Both Newegg and G.Skill will require you to send the entire kit back for an RMA. No exceptions, neither G.Skill or Newegg will break up a kit. If it's under 30 days you can send it back to Newegg. If it's over 30 days you will have to RMA to G. Skill. Either way, both are very good about RMA's :sol: 
February 19, 2013 2:44:01 AM

i dunno, i guess it depends, i've never had to return defective ram in order to get a replacement, but its been years since i've had defective ram
February 19, 2013 4:24:16 AM

HoboCannibaL said:
i dunno, i guess it depends, i've never had to return defective ram in order to get a replacement, but its been years since i've had defective ram

When I built this PC I went through 3 G. Skill kits before finally settling on a Corsair kit that just works. As a matter of fact I still have a G. Skill 24GB 6 module kit that needs to be returned due to two bad modules and yes I have to return the entire kit.

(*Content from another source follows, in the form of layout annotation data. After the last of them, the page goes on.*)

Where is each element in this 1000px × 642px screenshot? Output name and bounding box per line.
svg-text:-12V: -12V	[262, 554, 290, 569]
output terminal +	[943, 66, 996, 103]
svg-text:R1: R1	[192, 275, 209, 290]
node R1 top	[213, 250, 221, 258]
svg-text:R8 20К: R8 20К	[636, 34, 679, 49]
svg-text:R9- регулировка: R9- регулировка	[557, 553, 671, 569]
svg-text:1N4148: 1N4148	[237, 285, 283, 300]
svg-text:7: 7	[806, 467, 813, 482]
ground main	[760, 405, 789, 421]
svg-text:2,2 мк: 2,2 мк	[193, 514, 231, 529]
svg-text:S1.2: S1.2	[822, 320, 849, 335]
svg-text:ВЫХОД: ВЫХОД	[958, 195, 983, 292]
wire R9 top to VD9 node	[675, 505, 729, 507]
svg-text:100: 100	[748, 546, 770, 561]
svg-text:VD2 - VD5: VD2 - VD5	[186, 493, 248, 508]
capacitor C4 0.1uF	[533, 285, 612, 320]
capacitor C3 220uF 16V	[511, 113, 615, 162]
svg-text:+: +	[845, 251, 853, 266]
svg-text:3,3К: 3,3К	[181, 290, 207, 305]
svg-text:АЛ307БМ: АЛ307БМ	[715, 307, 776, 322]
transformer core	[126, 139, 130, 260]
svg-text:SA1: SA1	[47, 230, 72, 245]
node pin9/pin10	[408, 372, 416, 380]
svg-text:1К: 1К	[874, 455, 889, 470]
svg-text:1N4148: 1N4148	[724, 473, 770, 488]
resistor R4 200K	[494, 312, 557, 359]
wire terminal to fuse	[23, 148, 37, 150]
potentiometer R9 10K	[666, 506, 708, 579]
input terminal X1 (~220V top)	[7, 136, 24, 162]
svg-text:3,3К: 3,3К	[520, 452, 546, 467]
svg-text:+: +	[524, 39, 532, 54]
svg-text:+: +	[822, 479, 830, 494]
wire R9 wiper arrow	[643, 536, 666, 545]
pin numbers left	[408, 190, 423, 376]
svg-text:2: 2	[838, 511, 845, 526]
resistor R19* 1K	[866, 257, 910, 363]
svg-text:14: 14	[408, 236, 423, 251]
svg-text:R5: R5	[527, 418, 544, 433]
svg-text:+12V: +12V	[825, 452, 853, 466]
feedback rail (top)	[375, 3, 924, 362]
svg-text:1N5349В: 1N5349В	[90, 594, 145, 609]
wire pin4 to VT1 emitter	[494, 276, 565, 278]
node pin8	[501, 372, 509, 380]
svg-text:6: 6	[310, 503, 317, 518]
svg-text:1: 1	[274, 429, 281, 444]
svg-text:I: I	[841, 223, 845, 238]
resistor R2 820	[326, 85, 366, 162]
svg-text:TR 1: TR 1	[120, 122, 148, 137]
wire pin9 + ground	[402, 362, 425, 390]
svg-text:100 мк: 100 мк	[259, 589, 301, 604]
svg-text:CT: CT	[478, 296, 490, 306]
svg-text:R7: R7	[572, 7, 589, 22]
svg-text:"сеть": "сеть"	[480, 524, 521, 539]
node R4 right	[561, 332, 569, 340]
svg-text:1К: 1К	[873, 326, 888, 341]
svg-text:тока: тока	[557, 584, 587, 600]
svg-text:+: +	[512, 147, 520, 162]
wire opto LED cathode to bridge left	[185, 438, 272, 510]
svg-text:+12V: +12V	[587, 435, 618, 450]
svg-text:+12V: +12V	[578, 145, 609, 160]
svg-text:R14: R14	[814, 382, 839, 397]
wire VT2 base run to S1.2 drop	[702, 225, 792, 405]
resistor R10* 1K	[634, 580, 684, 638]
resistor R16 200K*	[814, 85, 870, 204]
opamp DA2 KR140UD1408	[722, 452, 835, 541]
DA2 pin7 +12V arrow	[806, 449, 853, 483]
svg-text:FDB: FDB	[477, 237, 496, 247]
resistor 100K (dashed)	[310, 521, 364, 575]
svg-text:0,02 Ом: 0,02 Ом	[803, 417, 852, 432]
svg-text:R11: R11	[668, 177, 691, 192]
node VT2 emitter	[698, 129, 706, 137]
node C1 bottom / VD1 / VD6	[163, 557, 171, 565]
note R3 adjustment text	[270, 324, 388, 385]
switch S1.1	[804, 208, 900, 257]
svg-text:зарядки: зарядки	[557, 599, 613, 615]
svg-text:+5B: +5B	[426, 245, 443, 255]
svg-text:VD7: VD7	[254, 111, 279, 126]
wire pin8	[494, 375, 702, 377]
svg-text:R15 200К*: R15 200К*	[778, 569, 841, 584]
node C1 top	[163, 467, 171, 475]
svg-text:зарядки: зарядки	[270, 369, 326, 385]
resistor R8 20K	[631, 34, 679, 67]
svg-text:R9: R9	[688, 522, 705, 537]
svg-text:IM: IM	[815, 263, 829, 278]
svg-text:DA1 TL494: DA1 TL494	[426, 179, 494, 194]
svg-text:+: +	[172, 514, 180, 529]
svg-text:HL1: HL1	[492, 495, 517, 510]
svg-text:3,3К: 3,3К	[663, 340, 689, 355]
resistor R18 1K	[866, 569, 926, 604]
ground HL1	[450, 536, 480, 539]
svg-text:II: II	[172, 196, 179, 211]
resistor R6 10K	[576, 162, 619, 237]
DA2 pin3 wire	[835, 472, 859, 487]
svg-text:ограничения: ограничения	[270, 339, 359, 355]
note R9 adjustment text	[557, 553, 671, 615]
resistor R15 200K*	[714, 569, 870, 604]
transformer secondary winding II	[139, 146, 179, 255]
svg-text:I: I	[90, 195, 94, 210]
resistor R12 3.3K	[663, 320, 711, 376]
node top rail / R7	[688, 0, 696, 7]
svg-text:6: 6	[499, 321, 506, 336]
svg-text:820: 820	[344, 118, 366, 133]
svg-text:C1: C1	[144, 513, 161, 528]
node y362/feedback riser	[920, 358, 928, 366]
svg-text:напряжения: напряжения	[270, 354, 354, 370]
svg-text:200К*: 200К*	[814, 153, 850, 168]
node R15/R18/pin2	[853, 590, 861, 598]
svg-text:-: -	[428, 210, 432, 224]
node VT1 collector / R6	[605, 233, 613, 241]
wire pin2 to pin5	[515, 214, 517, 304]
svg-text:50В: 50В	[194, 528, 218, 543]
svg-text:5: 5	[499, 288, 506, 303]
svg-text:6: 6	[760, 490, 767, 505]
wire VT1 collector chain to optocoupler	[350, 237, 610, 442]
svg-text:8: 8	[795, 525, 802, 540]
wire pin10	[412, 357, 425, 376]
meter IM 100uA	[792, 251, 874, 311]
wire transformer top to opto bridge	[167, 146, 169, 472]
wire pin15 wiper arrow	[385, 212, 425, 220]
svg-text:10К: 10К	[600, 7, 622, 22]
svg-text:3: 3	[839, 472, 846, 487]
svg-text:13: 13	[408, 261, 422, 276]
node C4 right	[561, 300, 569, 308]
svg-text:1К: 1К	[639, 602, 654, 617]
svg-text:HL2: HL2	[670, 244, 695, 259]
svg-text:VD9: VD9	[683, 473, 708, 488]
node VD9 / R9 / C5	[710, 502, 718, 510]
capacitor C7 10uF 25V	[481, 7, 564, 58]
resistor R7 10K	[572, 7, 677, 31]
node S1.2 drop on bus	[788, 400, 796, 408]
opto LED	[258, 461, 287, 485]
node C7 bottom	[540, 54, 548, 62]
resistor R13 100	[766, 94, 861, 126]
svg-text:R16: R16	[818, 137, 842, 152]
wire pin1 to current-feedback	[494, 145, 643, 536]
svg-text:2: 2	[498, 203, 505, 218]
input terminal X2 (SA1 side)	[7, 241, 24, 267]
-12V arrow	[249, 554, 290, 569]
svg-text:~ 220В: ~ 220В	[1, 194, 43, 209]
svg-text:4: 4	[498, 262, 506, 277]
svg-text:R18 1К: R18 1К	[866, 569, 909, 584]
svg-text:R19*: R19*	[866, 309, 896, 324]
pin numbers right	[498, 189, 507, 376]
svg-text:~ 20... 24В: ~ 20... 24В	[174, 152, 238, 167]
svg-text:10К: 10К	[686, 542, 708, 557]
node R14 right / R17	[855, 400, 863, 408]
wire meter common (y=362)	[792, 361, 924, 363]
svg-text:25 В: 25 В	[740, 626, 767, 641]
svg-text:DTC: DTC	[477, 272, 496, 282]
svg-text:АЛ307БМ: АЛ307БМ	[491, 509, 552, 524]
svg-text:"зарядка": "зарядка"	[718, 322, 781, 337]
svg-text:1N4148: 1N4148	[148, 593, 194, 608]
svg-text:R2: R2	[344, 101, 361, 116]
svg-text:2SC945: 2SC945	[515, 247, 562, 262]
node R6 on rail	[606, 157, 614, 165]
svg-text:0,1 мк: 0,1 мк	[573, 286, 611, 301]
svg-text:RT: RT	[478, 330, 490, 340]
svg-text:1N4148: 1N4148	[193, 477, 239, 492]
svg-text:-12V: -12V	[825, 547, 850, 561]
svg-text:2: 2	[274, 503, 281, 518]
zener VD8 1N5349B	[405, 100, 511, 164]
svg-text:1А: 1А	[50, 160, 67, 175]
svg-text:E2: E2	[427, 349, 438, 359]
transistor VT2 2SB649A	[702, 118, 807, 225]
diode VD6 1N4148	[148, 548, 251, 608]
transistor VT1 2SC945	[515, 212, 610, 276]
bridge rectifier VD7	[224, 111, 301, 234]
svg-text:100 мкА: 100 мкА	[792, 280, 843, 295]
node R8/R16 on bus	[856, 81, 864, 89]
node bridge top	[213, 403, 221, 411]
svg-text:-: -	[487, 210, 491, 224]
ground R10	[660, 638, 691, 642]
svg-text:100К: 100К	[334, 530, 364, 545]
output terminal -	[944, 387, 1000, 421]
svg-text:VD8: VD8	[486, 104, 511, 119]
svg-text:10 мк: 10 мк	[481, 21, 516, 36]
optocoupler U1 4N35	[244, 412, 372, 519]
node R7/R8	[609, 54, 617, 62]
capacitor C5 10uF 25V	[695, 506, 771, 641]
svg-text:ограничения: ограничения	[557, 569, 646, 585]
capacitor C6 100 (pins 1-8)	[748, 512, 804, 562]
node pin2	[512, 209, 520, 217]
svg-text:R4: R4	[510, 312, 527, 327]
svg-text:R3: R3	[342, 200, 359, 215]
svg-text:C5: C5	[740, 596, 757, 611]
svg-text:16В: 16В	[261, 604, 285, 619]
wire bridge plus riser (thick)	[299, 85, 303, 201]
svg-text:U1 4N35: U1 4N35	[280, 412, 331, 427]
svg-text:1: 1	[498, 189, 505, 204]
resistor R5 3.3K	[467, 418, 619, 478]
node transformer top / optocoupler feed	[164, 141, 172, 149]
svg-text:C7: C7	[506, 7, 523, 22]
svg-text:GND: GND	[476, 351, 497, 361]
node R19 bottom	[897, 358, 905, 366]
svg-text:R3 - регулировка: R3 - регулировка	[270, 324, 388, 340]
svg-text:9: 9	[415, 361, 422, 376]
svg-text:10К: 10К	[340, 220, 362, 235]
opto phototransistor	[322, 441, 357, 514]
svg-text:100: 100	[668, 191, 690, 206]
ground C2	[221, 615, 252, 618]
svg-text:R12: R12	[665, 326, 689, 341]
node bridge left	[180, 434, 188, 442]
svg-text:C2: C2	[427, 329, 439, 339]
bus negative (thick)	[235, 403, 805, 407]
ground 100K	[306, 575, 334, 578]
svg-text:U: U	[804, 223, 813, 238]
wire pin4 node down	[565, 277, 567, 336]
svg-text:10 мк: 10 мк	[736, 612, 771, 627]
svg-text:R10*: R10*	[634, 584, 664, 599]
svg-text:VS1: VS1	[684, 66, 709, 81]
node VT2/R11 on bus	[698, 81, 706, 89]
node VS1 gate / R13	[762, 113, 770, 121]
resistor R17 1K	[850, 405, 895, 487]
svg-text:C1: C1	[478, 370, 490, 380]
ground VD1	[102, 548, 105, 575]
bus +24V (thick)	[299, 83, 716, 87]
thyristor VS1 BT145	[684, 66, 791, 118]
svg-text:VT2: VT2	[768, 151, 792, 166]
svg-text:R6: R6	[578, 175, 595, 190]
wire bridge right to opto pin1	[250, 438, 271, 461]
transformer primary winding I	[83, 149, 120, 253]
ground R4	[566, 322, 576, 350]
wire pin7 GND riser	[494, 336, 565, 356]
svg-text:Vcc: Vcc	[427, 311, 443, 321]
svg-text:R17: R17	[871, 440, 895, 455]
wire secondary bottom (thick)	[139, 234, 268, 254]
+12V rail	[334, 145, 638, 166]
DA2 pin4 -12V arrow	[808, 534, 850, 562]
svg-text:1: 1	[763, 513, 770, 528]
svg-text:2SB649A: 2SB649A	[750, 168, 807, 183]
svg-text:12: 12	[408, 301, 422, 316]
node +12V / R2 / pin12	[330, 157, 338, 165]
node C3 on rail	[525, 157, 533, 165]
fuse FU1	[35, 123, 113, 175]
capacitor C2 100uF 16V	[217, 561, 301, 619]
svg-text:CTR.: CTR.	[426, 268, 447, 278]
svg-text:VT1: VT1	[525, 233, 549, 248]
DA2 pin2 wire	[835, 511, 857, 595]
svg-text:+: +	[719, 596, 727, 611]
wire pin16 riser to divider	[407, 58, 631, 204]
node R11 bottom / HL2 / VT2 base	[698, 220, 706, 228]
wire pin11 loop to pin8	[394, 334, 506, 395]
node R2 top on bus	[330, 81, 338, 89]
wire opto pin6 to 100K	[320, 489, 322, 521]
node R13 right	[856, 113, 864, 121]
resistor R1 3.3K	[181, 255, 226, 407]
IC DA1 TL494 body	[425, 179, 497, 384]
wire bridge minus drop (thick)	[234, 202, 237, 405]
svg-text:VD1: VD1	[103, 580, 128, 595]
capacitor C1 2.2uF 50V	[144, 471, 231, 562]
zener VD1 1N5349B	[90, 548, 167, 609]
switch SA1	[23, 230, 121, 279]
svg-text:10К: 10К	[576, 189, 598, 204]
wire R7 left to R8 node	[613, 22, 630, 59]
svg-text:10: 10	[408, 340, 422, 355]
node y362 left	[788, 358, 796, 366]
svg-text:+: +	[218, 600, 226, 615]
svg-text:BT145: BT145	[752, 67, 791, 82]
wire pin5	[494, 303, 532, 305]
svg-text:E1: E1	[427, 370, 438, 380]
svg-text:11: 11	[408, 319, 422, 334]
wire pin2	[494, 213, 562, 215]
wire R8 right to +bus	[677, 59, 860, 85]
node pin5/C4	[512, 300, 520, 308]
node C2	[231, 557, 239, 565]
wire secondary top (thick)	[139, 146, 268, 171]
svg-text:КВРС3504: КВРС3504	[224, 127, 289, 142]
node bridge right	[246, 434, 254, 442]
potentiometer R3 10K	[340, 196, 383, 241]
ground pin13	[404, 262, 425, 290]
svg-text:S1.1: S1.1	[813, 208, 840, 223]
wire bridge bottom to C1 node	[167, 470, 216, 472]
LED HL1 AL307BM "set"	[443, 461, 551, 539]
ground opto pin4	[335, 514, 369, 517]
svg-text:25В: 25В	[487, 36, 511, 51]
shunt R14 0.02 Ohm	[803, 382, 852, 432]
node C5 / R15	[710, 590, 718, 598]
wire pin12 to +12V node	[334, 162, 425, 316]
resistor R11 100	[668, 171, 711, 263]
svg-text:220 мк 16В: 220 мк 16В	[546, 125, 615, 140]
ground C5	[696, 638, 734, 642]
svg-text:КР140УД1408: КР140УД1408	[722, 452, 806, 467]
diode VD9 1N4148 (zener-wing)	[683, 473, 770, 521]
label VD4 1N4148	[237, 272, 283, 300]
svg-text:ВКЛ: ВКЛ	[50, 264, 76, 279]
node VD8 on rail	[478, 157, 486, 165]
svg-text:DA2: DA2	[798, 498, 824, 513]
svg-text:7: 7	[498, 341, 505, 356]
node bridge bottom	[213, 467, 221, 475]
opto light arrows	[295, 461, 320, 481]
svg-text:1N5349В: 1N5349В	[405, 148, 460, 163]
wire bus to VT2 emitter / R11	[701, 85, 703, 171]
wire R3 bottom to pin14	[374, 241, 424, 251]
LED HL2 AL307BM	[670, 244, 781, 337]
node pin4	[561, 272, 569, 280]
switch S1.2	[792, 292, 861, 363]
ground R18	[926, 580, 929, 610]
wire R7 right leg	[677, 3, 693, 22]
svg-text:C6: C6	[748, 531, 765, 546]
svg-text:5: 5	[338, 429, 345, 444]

G.Skill will not accept partial returns on ram kits since all kits are matched and tested to work together. The same goes for Newegg.

Been there / Done that! :sol: 
February 19, 2013 4:52:17 PM

with the capability of this beastly motherboard do you guys think that since I will have to send both sticks back anyway I may be better served getting faster memory or is it really moot beyond 1600 with am3+?
February 19, 2013 5:55:48 PM

nothing wrong with 1600....and most ram can be overclocked (not recommended without some sort of ram cooler)

if you can find faster ram for a good deal (maybe newegg or somewhere has a sale for some) then i would....but most people use 1600, thats the most common
February 20, 2013 8:36:41 AM

There is nothing wrong with going for faster ram if you want to. The difference between 1600 and say 2133 is not very noticeable. It's there but, whether you will notice it of not is debatable.

If you were going All out with a $1,000 CPU, a $500 motherboard, the best video card(s), etc. I'd say go for it but, other than that my recommendation is to just keep what you already have.